Friday, November 7, 2014

Smart Talk: Solving a $12M problem

Retail establishments employ security cameras, guards and anti-theft devices to discourage shoplifting. Unfortunately, with analog meters there’s no easy way to detect when someone “shoplifts” electricity. As a result, everybody loses. Higher costs and wasted electricity become the burden of honest ratepayers.

Forbes (February 23, 2013) reports that an estimated $6 billion of electricity is annually stolen in the United States, making it probable that electricity is the third most stolen item behind cars and credit cards. Exact numbers are hard to come by because there’s no inventory to reconcile. In 2013, MLGW’s revenue protection department was able to identify and recover $3 million in revenue from 11,000 cases of utility theft. There were an equal number of unresolved cases — and that’s just the number of cases MLGW knows about.

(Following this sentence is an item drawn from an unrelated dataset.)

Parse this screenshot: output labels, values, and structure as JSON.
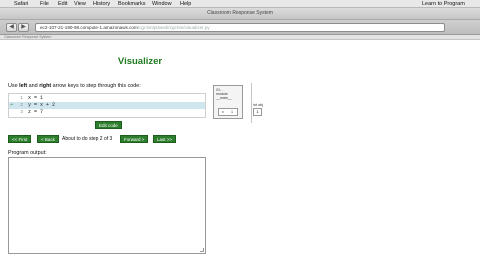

Smart meters have alerts which report, within minutes, when tampering occurs. The meters’ alerts enable MLGW to act swiftly to catch culprits and the remote disconnect feature minimizes future theft. In areas where smart meters are already installed, cases have been resolved quickly. For example, at an apartment complex, signals from several smart meters indicated they’d been disturbed. In response, the electricity was remotely disconnected and an investigation opened. While MLGW’s revenue protection officers were conducting their site visit, an unaware bootlegger continued unsuccessful attempts to reconnect service to several apartments. The responsible party was caught and charged with diversion (utility theft).

MLGW suspects the real cost of uncovered theft to our community is $12 million. That’s money MLGW could use to keep rates low for all customers.